A team from the NIH Clinical Center in the US present a fascinating study, exploring the transmission of carbapenemase-encoding plasmids in unprecedented detail. The intro does a good job of introducing the ‘triple threat’ from CRE: pan-drug resistance, sharply increasing prevalence, and the potential for the horizontal transfer of carbapenemase genes between Enterobacteriaceae species. They introduce the idea of “plasmid trafficking”, which evokes images of shady bacteria dealing in antibiotic resistance genes (a la the infamous cartoon below):
NIH is a hospital that takes CRE seriously, after being stung by an outbreak in 2011. A quick look at who they screen for CRE illustrates just how seriously they take the threat:
- ICU / high-risk patients screened twice weekly.
- All patients screened monthly.
- Admissions from other hospitals screened for CRE…twice (and given pre-emptive contact precautions until negative cultures are confirmed, for good measure).
They also performed some environmental sampling and recovered several CRE from the hospital environment.
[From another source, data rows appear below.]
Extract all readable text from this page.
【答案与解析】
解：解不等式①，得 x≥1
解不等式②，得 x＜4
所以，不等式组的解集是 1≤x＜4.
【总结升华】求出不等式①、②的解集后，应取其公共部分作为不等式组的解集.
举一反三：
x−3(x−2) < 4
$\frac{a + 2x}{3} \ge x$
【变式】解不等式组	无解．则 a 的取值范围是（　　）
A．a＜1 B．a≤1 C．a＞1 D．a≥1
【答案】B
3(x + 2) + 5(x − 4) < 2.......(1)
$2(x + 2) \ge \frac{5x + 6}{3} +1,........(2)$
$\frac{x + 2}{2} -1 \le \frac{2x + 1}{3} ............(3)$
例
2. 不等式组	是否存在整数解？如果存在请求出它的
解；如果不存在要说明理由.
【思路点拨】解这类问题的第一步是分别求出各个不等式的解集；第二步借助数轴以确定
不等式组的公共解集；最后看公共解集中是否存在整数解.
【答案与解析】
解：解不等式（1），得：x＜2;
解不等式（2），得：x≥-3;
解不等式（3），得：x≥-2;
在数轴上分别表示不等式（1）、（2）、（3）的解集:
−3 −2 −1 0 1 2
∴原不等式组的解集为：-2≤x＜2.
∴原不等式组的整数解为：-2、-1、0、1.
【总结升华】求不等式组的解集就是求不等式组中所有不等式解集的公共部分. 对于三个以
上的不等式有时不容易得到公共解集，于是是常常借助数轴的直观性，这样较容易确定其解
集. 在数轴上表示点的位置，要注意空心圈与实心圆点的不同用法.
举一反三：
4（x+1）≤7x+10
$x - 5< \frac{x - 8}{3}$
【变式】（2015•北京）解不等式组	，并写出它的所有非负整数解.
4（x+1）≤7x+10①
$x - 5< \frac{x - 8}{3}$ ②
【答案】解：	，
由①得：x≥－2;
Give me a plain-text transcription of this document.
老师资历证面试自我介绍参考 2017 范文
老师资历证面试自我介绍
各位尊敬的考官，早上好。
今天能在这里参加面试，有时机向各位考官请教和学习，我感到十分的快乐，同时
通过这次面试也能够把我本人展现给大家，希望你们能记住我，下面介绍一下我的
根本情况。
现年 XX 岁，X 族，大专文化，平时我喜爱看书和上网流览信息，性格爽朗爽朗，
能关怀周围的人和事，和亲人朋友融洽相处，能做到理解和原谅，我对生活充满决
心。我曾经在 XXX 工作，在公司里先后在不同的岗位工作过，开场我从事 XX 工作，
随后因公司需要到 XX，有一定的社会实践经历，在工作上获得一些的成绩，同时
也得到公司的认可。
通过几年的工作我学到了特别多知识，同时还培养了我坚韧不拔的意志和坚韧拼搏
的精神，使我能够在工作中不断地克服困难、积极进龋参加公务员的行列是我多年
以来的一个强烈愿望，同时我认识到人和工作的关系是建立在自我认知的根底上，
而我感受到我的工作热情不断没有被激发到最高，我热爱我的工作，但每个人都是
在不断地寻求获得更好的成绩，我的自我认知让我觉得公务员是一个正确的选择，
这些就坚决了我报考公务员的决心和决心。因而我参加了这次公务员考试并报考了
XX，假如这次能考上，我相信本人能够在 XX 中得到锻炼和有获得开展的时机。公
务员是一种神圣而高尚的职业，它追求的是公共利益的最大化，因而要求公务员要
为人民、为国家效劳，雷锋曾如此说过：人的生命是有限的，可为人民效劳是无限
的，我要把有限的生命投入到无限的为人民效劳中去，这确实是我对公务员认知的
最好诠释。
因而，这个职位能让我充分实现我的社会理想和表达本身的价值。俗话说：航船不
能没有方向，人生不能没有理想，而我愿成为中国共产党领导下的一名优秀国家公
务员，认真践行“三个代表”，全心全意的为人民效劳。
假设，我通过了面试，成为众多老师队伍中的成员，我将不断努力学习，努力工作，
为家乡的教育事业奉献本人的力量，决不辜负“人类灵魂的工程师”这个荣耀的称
This will surprise some, but Enterobacteriaceae do have the potential to survive on surfaces for longer than you may expect.
Surveillance cultures identified 10 patients with KPC-producing Enterobacteriaceae and environmental surveillance identified 6 KPC-producing Enterobacteriaceae. They combined these with several historic isolates from the 2011 outbreak, and a couple of imported isolates to give a sample size of 20 isolates. They wanted to dig deeper into these isolates to explore whether or not they shared any plasmids. And here’s where it gets rather complicated. Conventional whole genome sequencing produces many short reads (100-500 bp) but these cannot distinguish between plasmids and chromosome-encoded genes. Therefore, the authors used a technique called single-molecule, real-time (SMRT) to generate longer reads (around 1000 bp) that make it possible to distinguish between plasmids and chromosome-encoded genes. [I know that I’ve over-simplified this clever genomics massively – but I’ll quickly get out of my depth otherwise!]
The report presents a picture of rare patient-to-patient nosocomial transmission (only 1 of 10 patients were thought to be in-hospital acquisitions), continual importation of diverse CRE, and a complex network of even more diverse plasmids. To illustrate the diversity, one strain of CRE contained no fewer than three distinct KPC-encoding plasmids!
The authors find some evidence of environmental spread of carbapenemase-encoding plasmids, with the carbapenemase-encoding plasmid from a patient matching plasmids recovered from different species of Enterobacteriaceae found in the patient’s environment. What the authors did not demonstrate is transmission of carbapenemase-encoding plasmids from the environment to patients – but I wouldn’t want to be admitted to a room with CRE lurking in the hospital environment!
There’s quite a bit of science around the horizontal transmission of plasmids within biofilms. Combine this with the recent finding of biofilms on dry hospital surfaces, and you have a concerning new angle on how CRE may be transmitted in hospitals.
Image credit. Nick Kim, with permission.
Article citation: Conlan S, Thomas PJ, Deming C et al. Single-molecule sequencing to track plasmid diversity of hospital-associated carbapenemase-producing Enterobacteriaceae. Sci Transl Med 2014; 6: 254ra126.
2 thoughts on “CRE “trafficking” plasmids through hospital surfaces”
KPC or KCP?
Are they not just carbaphamase producing Enterobacteriaceae?
KPC, correct, not KCP (typo)! KPC is one of the carbapenemase genes that makes Enterobacteriaceae carbapenem resistant!